If you’re Chelsea fan, you don’t need to hear another account of your team’s 2012-13 shortcomings, but over the next our days – the time between Europa League triumph and Rafa Benítez’s final match as boss of José Mouriho’s team the Blues – it will be important to remember that context. Because already, we are seeing justifications of a man who, having inherited a team that was still in contention for all their major goals, is going to be portrayed as reclaimed for having raised a secondary trophy, as if community college honors will suffice when you drop out of your four-year school.

Benítez does deserve some credit for the job he’s done over the last three months, stabilizing a team that looked capable of again plunging out of England’s Champions League spots. But just like today’s Europa League honor, that credit requires context. Chelsea’s winter precipice was partially created by Benítez, who took a team safely in third and plunged them into a race with Arsenal and Spurs before forging safety. It’s not an insignificant accomplishment, stabilizing a talented but flawed group, but when the end result sees the team no better than when you took over (when Chelsea sat third at the time of Roberto Di Matteo’s dismissal), it’s difficult to paint a triumphant picture.

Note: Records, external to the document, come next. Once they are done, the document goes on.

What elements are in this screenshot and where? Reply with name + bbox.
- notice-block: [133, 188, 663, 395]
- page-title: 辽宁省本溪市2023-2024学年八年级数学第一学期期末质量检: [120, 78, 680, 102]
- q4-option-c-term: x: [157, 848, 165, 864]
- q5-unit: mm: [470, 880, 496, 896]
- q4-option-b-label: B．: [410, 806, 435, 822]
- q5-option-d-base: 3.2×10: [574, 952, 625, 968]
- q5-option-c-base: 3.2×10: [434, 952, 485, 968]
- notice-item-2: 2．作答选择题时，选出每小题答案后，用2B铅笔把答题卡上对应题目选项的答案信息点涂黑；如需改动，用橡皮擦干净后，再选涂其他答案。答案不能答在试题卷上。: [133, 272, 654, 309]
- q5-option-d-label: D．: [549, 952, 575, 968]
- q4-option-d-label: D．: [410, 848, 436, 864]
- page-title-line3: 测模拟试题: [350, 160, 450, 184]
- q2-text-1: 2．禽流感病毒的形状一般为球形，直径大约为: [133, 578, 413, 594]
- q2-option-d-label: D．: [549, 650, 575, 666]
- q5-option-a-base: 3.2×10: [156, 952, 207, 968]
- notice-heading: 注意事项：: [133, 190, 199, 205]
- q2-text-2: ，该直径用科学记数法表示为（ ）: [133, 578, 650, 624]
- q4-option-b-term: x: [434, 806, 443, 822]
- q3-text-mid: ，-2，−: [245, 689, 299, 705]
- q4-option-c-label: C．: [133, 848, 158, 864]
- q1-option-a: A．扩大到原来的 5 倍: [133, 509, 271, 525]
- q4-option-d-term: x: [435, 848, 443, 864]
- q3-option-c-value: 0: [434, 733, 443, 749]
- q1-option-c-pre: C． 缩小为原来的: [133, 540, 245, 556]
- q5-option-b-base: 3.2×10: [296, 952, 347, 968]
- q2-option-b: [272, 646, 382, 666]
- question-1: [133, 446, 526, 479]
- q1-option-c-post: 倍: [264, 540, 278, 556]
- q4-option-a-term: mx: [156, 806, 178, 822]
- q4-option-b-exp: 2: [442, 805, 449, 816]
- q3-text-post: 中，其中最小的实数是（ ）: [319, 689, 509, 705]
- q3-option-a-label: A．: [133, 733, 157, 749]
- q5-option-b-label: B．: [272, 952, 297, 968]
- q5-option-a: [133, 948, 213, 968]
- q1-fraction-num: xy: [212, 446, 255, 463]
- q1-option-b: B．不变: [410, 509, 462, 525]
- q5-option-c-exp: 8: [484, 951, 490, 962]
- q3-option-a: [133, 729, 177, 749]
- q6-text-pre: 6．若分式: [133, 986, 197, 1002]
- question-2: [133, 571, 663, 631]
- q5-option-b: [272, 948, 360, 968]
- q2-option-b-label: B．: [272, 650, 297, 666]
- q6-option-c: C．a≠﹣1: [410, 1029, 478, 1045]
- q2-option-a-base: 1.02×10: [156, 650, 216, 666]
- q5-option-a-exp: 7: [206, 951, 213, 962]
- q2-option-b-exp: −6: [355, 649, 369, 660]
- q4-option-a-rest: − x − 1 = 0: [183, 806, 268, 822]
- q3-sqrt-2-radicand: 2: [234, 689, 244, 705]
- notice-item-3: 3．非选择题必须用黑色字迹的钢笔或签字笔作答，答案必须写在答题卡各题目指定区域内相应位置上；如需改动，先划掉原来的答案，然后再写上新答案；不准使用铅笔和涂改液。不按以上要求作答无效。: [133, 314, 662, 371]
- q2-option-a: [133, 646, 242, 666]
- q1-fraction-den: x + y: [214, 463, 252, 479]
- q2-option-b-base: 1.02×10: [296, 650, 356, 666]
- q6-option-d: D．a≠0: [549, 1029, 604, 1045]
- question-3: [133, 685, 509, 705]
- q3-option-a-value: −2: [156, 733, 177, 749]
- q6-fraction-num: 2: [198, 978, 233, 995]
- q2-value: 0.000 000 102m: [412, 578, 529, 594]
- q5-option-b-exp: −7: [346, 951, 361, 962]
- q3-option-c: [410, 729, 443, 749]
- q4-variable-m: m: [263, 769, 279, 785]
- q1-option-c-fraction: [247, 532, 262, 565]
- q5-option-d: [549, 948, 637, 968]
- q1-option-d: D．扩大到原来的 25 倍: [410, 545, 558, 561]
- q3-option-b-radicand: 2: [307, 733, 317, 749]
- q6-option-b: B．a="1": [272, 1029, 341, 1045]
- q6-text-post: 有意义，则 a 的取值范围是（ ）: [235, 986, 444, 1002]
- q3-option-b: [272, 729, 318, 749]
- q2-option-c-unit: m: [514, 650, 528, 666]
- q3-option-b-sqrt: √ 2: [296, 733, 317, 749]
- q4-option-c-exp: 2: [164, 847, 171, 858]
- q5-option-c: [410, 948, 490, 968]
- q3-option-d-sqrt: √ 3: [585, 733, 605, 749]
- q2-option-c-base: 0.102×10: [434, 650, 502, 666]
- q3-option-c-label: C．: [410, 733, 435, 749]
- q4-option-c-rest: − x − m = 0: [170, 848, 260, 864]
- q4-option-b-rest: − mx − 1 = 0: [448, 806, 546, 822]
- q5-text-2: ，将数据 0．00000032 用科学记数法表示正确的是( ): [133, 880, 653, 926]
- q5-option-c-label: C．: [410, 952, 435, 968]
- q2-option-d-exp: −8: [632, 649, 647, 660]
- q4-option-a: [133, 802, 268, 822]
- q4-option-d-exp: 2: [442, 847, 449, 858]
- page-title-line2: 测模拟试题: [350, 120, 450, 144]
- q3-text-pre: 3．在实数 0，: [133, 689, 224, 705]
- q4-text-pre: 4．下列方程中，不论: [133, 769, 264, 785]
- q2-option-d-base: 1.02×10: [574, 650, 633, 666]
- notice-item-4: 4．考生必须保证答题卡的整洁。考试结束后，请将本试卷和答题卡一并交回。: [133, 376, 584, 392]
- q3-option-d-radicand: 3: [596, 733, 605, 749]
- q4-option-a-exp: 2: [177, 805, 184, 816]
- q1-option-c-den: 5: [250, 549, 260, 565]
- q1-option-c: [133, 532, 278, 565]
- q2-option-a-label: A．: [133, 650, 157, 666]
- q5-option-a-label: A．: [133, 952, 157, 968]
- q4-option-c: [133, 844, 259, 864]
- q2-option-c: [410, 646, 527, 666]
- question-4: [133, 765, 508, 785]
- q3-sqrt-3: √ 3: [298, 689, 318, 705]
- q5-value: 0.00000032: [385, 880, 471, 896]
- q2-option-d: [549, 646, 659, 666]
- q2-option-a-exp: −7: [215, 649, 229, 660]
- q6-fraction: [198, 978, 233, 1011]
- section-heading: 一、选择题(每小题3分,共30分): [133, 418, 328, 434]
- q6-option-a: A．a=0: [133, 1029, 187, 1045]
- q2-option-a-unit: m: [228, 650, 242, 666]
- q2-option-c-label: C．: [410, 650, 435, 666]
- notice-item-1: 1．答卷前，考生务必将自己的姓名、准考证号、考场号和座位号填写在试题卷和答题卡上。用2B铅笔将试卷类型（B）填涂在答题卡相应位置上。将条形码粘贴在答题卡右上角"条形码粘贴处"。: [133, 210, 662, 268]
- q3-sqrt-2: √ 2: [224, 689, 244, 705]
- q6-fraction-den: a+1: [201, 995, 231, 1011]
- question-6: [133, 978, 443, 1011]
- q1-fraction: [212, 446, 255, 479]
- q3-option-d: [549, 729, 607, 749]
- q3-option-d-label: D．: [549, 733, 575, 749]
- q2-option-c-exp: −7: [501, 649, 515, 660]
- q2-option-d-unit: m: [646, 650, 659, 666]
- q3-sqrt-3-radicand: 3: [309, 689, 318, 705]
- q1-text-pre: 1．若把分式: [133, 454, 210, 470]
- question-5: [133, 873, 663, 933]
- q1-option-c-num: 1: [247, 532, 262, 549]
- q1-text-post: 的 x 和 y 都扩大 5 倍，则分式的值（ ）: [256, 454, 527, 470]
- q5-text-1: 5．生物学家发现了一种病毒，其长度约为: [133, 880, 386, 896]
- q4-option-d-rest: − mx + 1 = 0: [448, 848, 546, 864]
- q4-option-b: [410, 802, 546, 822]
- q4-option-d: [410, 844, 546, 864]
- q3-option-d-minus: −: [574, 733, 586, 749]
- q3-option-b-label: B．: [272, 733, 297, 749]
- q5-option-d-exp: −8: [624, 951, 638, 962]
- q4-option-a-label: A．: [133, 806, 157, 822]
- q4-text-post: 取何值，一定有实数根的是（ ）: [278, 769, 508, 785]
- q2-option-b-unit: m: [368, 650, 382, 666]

So give credit to those who will try to do so, pundits who, emboldened by Wednesday’s honor, will portray the vindication of Benítez. Never mind Chelsea were clear favorites against every team on their Europa League path: Sparta Praha, Steaua Bucuresti, Rubin Kazan, Basel, and Benfica. And never mind this is only Europa League, a competition within which no Blues coach should be judged (would you really consider Europa League a major accomplishment from somebody who managed Manchester United, Arsenal, Bayern, Real Madrid, or Barcelona – the level at which Chelsea aspires to be?). It takes a olympiad’s worth of rhetorical gymnastics to spin Europa League into a major point in Benítez’s favor. Give those pundits credit for trying.

Ultimately, while it’s very cool for Chelsea fans to round out their Europeans trophy quad-fecta, there are far more valid measures by which to judge Benítez. At best, kept Chelsea above water in league, failing to restore one of the world’s most talented teams to title contending form. He was at the helm as the team was eliminated from three other competitions: Champions League; FA Cup; League Cup. His tactics and management were responsible for three widely inconsistent winter months, during which time he continued a tete-a-tete with Blues supporters that dates back to his time at Anfield.

And perhaps most importantly: Never under Benítez’s watch have Chelsea played to their talent level. They’ve swooned, they’ve improved, they’ve answered some positional questions, and ultimately, they’ve won some games (and a trophy). But these platitudes are inconsistent with a club as ambitious as Chelsea. They shouldn’t be this far from Premier League contention, let along in Europa League.

A manager can be both good and not good enough, and after seeing Liverpool out of the old top four before a five-month disaster at Inter, Benítez needed to re-prove he was good. And he has, something we should never forget as we’re forced to offset the coming day’s excessive adulation. But for a club that is capable of drawing José Mourinho-level coaches, Benítez is nowhere near good enough.

There is, however, a job opening up in Liverpool.